Political stability above all
An examination of the Aqaba summit lead to two conclusions regarding Israeli-Palestinian talks in the future. First, with the absence of trust between the sides, U.S. involvement is vital for the process to take place. Second, it appears that the political stability of the Israeli government is more important than its partisan makeup.
An examination of the Aqaba summit and the contacts that preceded it lead to two conclusions regarding Israeli-Palestinian talks in the future. First, with the absence of trust between the sides, American involvement is vital for the process to take place. Second, it appears that the political stability of the government in Jerusalem is more important than its partisan makeup or even its ministers' views.
The ceremony on the royal Jordanian beach justified, after the fact, all complaints heard over the past two years against U.S. President George W. Bush for keeping his hands off the Israeli-Palestinian conflict. It has been clearly proved that only his personal involvement and the diplomatic campaign of coercion conducted by his assistants managed to extricate Ariel Sharon and Abu Mazen from the mutual accusation game. True, the peace process has not yet taken off significantly, and both sides have yet to face truly difficult decisions. But even the tiny step Sharon and Abu Mazen took together was made possible only thanks to the American guidance.
Sharon and his people claim that nothing new was said in Aqaba. On the verbal level, they are right. In the past, too, the prime minister spoke of a Palestinian state, territorial contiguity and the evacuation of illegal outposts. But the tone was completely different. Suddenly, a willingness to accept the road map and send the army to the hilltops of the West Bank to uproot the wildcat outposts was evident in Sharon. None of this would have happened if Bush had not taken the trouble to make it clear to his colleague in Jerusalem that this is not the time for derailing the process. The same goes for the Palestinian side. There can be no doubt that Abu Mazen would ever have been appointed prime minister without Washington's firm demand.
Bush has been careful not to re-enact the behavior of his predecessor, and has not appointed himself desk manager of the peace process as did Bill Clinton, who wasted his exalted position in dealings with Yasser Arafat. Bush used his power only when it appeared to him that the conditions had ripened, and he reaped a political achievement without too much effort. But if he makes do with a one-time visit, he will not attain anything in the Middle East. Since the end of the war in Iraq, the American administration made sure to keep a senior official stationed in the region and this presence has had a partially mitigating influence on the violence. After the summit, everyone went home, and John Wolf's team of supervisors has been held up. The wave of terror attacks and responses in recent days has proved that without their American babysitter, the parties revert to their violent habits.
Bush made an effort to strengthen the Israeli government. His support for Sharon in the election campaign was interpreted as an expression of ideological solidarity.

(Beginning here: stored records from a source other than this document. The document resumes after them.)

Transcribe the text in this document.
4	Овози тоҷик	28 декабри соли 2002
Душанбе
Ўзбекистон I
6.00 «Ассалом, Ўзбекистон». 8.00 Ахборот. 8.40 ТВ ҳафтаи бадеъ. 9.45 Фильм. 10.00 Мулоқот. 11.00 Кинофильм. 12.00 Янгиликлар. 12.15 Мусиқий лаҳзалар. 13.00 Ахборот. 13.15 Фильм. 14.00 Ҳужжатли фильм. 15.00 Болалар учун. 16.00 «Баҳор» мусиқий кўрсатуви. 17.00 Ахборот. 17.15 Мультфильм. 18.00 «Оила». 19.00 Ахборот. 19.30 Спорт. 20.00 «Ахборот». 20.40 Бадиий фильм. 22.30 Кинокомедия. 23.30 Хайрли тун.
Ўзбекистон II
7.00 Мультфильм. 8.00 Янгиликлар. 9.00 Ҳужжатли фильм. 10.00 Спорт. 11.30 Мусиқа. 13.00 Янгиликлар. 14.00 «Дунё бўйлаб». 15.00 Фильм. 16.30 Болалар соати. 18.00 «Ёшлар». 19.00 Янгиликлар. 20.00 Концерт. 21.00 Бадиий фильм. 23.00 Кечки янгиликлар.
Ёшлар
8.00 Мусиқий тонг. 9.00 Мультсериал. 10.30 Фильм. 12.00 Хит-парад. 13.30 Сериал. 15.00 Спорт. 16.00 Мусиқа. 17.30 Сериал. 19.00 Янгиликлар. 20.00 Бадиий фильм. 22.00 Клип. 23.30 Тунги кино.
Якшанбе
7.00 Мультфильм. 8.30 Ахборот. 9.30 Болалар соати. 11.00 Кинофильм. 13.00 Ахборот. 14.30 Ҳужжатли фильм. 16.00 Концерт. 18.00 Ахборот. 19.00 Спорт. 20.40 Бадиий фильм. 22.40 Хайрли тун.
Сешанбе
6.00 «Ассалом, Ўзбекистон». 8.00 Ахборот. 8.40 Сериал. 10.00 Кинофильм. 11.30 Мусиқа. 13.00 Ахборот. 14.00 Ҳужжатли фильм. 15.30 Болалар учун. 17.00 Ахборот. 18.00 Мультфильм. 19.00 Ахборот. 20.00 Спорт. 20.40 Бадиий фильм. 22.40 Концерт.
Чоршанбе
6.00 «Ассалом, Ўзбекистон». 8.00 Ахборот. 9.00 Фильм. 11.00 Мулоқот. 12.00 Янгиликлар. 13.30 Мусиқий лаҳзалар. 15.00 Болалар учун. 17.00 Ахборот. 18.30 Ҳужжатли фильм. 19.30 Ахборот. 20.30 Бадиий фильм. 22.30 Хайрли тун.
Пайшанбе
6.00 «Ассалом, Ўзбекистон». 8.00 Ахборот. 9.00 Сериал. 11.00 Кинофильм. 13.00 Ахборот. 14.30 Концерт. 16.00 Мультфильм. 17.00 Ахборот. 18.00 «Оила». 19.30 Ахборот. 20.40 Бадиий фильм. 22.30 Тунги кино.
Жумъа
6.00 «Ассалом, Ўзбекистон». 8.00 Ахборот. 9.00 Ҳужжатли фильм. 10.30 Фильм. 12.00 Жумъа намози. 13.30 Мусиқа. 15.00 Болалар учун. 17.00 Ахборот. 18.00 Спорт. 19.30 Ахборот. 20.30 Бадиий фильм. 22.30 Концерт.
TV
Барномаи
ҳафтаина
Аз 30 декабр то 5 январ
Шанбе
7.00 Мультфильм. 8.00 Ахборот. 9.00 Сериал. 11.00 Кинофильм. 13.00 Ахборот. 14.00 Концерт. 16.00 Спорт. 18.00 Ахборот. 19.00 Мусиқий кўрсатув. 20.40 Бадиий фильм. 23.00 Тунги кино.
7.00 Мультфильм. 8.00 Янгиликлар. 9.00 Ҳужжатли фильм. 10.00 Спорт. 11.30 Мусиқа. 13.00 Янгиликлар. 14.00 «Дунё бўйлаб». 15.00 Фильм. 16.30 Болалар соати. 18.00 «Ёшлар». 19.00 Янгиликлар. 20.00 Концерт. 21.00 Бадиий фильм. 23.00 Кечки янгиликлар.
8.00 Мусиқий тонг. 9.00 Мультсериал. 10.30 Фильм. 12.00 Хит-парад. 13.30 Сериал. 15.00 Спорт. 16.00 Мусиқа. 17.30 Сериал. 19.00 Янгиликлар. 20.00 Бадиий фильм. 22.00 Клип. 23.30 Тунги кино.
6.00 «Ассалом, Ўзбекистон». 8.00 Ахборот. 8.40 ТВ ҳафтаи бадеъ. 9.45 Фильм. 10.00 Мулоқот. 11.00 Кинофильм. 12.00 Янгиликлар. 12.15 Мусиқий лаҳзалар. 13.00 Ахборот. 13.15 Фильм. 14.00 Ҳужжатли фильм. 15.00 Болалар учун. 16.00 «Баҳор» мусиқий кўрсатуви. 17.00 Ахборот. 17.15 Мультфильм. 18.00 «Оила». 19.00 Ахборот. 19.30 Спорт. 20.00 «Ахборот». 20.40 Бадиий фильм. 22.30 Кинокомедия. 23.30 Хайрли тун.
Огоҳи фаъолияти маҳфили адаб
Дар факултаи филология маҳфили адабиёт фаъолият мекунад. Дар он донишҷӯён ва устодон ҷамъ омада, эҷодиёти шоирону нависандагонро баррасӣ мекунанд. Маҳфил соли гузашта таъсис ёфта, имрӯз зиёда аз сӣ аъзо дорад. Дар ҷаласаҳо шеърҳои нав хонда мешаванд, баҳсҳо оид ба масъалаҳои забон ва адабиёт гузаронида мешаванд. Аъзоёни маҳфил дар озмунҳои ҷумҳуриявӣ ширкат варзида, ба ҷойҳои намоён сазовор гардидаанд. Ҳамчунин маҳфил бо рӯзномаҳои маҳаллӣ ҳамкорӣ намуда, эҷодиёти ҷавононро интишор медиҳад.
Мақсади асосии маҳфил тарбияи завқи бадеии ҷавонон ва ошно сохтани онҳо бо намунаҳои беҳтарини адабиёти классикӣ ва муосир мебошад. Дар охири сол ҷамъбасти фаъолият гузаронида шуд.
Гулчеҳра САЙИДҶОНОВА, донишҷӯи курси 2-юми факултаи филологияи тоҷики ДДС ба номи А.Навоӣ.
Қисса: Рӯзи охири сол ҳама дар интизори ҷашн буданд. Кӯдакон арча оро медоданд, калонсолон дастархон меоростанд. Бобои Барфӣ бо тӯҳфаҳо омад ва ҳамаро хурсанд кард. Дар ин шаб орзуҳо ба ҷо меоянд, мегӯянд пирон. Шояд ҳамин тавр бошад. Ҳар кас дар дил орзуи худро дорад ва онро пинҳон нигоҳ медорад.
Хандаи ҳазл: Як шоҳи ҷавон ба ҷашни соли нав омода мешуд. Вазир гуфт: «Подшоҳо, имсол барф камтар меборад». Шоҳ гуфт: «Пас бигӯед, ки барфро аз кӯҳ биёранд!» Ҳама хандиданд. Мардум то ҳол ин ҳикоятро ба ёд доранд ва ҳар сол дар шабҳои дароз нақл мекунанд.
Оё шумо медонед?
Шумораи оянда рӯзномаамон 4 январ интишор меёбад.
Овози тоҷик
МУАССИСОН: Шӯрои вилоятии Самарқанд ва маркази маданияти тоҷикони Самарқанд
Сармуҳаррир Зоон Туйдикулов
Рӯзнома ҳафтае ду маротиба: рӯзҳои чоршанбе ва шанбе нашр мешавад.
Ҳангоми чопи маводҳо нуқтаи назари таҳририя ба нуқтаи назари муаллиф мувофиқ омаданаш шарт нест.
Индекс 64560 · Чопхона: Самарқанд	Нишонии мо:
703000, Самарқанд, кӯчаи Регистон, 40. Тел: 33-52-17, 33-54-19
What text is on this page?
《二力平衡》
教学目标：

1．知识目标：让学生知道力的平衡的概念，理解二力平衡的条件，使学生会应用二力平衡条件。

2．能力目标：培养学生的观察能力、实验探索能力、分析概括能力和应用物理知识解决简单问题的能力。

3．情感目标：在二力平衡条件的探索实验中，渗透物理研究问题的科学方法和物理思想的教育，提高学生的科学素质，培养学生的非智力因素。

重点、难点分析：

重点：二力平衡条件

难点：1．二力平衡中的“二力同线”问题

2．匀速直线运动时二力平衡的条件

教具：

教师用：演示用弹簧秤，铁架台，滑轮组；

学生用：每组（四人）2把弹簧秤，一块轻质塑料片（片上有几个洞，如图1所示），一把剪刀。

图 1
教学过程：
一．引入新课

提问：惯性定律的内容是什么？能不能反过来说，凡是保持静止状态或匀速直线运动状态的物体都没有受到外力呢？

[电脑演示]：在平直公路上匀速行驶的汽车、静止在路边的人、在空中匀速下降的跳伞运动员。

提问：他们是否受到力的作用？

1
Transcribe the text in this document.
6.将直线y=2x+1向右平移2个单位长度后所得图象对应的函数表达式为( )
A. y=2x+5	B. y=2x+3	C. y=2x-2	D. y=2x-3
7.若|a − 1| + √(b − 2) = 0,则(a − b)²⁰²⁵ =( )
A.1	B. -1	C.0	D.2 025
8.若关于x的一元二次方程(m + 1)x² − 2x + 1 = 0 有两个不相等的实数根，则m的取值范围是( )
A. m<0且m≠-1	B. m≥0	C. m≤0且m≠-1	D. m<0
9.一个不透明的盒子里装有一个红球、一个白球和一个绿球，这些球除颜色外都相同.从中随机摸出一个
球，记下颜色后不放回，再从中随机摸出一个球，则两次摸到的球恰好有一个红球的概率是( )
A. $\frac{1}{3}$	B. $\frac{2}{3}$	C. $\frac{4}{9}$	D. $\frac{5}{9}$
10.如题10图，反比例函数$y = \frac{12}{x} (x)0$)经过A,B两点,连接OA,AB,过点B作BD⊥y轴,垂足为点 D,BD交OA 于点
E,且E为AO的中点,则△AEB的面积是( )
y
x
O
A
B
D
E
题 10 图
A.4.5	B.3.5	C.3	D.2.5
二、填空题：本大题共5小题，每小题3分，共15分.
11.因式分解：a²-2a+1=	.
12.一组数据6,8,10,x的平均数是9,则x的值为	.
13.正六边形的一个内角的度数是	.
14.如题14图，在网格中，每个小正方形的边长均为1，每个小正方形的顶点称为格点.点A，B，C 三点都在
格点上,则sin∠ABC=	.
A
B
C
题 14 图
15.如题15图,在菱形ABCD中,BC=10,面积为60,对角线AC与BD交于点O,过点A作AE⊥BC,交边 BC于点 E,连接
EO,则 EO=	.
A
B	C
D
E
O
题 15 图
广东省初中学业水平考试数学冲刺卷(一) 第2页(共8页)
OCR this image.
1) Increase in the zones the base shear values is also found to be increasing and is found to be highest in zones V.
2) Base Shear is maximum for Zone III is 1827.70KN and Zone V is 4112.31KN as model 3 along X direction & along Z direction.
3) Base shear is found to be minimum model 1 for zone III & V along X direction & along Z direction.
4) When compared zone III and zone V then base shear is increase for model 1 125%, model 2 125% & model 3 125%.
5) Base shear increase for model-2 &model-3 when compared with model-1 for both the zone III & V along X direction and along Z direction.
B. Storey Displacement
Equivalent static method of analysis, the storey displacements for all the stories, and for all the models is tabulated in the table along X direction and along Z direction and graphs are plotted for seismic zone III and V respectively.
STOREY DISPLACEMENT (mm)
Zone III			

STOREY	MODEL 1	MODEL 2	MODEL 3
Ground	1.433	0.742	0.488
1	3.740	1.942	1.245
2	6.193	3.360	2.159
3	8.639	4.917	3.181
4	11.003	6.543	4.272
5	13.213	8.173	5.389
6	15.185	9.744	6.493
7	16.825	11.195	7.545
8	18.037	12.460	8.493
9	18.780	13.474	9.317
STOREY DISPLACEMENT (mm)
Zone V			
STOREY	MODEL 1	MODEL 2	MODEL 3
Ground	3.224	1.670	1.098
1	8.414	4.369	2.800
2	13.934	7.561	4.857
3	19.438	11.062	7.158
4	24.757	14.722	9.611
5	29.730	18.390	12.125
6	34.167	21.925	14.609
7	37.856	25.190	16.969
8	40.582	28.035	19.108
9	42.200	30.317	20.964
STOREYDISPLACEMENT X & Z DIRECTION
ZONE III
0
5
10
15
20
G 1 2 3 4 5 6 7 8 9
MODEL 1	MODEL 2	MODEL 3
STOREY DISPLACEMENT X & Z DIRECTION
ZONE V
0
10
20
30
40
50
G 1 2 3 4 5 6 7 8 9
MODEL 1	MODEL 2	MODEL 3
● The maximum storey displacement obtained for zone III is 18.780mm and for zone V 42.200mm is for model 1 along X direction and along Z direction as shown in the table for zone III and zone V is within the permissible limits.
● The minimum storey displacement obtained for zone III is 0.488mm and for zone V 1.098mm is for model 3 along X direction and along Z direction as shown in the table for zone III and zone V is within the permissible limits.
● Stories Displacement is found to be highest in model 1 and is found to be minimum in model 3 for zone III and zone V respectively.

But it is doubtful that the White House read the Likud's platform. As far as the American administration is concerned, the gamble on Sharon has led to a break of the political tie in Israel and created a dominant party - the Likud - as a message of coalition stability. The Americans abandoned the Labor Party, which they had fostered in the past. Their envoys no longer take the trouble to meet even with Shimon Peres.
The road map's endorsement by a right-wing government proved that politically, a narrow, but stable government is better than a paralyzed national unity government. It may be assumed that were Peres and company sitting in coveted cabinet seats, Likud leaders would be hiding behind them voting against the road map. While the decision would pass, it would be received by the public as a trick by the left. In the absence of Labor ministers, all those staking a claim on Likud leadership had to support the road map or abstain, thus providing the prime minister with the legitimacy essential for agreeing to a Palestinian state. Sharon is now forced to contend with political decisions on his own, without the flak jacket that Peres had provided him and without having anyone to blame for his rush to make concessions. The road Sharon took to Aqaba shows that he understands the responsibility of political isolation, but it also has a price: It may be assumed that Labor ministers would have tried to restrain him from carrying out the showy assassination attempt on Abdel Aziz Rantisi.